Dabei gäbe es schon Phishing-sichere Authentifizierungslösungen, ergänzte Anna Vymazal vom Department Sichere Informationssysteme der Fachhochschule (FH) Oberösterreich/Campus Hagenberg. Doch in der Praxis stehen diesen die große Vielfalt an Providern und komplizierte Prozesse bei der Aktivierung im Weg. So bleibe die Nutzerin bzw. der Nutzer auf der Strecke.

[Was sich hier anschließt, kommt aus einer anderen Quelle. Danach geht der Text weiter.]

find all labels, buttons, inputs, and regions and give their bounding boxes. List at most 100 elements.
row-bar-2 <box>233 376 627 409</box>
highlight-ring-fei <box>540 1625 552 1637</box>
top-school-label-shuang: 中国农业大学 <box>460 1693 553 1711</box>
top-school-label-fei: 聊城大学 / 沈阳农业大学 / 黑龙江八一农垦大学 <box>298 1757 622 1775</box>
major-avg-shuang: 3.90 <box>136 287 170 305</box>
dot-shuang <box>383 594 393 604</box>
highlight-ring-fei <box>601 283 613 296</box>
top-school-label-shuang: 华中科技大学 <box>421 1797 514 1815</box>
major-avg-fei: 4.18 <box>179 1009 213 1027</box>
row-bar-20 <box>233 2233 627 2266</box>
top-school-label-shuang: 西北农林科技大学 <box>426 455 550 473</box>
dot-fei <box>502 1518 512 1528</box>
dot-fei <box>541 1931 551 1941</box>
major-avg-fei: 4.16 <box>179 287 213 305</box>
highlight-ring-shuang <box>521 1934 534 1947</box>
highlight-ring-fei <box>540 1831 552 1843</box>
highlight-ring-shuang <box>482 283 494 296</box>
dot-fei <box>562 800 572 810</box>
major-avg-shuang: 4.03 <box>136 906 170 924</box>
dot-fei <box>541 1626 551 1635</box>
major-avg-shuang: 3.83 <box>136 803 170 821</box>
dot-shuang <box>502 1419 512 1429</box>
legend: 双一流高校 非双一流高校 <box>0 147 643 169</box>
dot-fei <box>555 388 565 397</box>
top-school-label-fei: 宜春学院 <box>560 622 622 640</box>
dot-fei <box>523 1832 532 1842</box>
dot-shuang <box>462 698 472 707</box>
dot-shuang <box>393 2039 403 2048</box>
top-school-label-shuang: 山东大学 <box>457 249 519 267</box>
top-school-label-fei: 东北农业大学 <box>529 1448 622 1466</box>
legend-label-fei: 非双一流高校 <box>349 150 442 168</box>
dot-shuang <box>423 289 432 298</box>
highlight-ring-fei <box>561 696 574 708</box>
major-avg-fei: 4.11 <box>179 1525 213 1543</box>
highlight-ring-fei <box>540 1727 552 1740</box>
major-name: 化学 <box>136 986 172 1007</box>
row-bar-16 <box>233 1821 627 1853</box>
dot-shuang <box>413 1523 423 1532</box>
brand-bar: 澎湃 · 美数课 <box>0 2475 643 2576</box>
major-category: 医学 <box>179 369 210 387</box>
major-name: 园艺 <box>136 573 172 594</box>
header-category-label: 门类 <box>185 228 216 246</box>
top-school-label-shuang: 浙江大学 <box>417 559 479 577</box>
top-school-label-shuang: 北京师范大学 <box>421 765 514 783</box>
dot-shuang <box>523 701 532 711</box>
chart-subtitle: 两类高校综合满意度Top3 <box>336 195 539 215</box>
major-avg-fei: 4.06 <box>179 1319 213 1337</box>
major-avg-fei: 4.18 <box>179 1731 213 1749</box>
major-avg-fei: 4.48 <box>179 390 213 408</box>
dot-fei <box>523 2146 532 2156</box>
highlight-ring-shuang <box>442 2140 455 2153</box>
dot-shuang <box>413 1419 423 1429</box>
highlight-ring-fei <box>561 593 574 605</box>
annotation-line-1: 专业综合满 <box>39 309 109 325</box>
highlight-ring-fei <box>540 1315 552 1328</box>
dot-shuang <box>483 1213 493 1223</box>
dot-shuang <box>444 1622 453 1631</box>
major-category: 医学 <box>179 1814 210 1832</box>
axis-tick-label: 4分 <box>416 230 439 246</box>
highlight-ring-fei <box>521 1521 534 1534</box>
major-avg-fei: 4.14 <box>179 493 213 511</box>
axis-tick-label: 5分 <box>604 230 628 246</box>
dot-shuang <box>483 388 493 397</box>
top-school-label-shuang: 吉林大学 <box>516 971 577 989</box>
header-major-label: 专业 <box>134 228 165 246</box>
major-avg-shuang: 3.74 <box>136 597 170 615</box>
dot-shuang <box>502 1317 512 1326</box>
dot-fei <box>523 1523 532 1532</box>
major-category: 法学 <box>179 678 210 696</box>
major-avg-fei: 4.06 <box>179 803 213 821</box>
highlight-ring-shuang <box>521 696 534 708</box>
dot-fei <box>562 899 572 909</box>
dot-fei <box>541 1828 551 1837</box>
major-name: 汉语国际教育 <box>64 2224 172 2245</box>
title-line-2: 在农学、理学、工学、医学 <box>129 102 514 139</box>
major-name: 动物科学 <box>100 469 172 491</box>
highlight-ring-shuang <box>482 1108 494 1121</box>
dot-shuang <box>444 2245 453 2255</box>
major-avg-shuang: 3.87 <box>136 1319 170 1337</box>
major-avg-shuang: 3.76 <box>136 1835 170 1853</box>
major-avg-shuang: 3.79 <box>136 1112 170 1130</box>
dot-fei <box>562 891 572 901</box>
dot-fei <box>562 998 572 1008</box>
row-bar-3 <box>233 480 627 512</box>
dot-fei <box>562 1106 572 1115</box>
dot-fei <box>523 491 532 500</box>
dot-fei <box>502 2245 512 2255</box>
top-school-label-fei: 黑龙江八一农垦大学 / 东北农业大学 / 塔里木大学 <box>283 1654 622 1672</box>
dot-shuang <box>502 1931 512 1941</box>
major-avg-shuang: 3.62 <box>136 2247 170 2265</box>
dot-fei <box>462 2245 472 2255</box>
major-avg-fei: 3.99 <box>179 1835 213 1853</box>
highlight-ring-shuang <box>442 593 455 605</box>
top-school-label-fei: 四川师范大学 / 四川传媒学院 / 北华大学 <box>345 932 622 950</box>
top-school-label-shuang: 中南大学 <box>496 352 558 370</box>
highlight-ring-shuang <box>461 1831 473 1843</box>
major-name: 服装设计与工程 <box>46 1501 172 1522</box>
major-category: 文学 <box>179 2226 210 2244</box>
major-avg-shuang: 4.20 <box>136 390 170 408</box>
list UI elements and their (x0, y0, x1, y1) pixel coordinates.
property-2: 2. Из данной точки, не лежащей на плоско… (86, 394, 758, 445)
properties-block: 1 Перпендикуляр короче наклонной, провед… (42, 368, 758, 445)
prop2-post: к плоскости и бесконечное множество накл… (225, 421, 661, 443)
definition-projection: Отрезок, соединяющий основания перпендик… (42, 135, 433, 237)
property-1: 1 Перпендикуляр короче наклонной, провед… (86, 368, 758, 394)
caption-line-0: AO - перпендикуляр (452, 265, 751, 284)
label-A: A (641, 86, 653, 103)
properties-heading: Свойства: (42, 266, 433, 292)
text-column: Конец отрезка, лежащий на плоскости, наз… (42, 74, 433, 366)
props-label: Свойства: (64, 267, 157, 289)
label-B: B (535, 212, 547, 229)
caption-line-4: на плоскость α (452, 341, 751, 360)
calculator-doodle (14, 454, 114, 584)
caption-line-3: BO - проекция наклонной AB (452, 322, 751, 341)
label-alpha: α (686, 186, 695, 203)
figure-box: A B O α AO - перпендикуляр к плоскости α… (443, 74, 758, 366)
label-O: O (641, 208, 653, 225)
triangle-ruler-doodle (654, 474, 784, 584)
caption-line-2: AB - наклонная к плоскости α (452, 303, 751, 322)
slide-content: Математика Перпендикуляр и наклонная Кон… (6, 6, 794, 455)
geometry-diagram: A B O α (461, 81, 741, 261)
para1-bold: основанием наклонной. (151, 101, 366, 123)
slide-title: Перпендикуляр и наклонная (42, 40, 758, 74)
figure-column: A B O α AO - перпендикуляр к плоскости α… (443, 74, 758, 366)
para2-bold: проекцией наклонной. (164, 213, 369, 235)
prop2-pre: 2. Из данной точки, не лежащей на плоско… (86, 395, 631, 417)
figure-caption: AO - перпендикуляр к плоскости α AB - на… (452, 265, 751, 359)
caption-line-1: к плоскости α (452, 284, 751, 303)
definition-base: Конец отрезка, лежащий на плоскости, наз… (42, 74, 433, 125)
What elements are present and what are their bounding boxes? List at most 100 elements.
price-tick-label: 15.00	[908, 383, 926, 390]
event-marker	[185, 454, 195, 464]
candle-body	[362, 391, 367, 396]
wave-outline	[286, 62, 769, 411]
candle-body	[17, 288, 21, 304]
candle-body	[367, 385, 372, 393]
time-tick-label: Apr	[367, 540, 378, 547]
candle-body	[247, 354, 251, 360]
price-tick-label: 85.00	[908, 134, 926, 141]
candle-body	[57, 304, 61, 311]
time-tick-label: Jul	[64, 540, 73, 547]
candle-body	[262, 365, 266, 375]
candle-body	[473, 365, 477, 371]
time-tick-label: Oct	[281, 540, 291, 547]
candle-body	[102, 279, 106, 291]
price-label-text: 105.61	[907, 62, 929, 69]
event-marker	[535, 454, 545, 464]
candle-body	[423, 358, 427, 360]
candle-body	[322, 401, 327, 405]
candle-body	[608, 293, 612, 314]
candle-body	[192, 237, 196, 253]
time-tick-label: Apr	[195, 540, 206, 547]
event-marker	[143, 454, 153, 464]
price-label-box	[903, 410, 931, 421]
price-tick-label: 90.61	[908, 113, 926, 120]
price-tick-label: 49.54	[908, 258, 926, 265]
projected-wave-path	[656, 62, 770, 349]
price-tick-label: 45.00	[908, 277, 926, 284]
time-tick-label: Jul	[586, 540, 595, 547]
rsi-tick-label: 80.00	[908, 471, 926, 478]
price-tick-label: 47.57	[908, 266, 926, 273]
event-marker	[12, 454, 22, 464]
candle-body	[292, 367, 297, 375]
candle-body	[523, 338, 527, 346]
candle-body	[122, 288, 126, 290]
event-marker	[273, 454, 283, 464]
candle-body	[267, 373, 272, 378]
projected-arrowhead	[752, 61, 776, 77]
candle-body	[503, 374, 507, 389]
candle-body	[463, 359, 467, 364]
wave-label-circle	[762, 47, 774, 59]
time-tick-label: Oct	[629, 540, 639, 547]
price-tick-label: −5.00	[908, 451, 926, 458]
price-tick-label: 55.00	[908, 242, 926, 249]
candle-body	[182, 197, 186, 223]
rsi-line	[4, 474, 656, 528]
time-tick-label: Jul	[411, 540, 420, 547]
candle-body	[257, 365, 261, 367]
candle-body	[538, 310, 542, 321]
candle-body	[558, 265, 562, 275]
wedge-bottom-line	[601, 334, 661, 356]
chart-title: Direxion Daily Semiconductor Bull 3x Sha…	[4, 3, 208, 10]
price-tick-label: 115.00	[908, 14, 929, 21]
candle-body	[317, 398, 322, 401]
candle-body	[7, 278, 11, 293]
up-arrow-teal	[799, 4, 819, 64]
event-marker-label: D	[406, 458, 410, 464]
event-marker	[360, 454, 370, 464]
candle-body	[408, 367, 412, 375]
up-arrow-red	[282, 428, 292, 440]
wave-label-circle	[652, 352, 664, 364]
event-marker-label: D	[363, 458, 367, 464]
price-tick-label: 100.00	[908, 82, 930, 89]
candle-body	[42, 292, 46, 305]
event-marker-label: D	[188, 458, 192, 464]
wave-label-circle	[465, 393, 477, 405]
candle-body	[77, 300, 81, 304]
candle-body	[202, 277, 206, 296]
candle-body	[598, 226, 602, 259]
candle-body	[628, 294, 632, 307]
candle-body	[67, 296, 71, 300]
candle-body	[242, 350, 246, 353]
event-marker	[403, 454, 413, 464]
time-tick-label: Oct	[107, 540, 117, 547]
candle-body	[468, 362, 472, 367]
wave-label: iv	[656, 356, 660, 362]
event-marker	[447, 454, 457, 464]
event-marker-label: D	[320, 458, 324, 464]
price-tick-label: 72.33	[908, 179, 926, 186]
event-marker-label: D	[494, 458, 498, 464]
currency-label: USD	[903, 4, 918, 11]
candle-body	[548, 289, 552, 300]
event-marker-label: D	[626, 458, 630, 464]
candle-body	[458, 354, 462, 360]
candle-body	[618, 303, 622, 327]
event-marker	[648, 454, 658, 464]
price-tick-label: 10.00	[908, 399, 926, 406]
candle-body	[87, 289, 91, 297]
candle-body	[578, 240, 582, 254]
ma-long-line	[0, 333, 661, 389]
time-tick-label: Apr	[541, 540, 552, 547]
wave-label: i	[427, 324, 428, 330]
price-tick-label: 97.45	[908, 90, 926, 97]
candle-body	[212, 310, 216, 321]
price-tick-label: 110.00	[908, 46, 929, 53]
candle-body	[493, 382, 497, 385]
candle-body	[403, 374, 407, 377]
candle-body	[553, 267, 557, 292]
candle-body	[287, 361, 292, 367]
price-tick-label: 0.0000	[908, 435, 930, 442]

Gleichzeitig wird an neuen Systemen gearbeitet, die Sicherheit und Privatsphäre viel stärker schützen können, erklärte Gerald Steiner, Chief Information Officer (CIO) der Universität Salzburg und Vorsitzender der ARGE der Zentralen Informatikdienste der öffentlichen Universitäten Österreichs. So bemühe sich etwa das europäische "Gaia-X"-Projekt um Datensicherheit und -souveränität. Ziel ist es, ein vertrauenswürdiges Umfeld - sogenannte Datenökosysteme - zu schaffen, die es Unternehmen, Institutionen und Nutzern erlauben, Daten sicher zu teilen. Ein Treiber des Projekts sei die Fülle an Regularien beim digitalen Austausch von Informationen, etwa im Hinblick auf den Datenschutz.
Datensouveränität für Wirtschaft und Demokratie unerlässlich
Daneben versucht man zu gewährleisten, dass jeder Nutzer entscheiden kann, wem und zu welchem Zweck er seine Daten weitergibt. Große KI-Angebote wie etwa Chat-GPT würden nur deshalb so gut funktionieren, weil alle Texte aus den vergangenen Jahrzehnten einem Computer gefüttert wurden. Dahinter stünden unzählige Verletzungen von Rechten am geistigem Eigentum und der Privatsphäre. Von europäischer Seite gibt es dabei aktuell laut Leopold "keine Chance" zu kontrollieren, was mit über 70 Prozent der in der EU produzierten Daten passiert, die auf den Servern von nur sechs US-amerikanischen Unternehmen liegen.
"Das ist ein globales Problem, weil die Datenhoheit am Ende unser Leben, unsere Wirtschaft und unsere Gesellschaft bestimmt. Sie ist die Grundlage dafür, dass wir Entscheidungen über unser Leben treffen können, und nicht wenigen Monopolbetrieben ausgeliefert sind", resümierte Leopold. "Aber ich glaube, wenn Konsumenten bewusst wird, dass solche Systeme am Ende wirklich funktionieren und sicher sind, werden sie bereit sein, für diesen Mehrwert zu zahlen."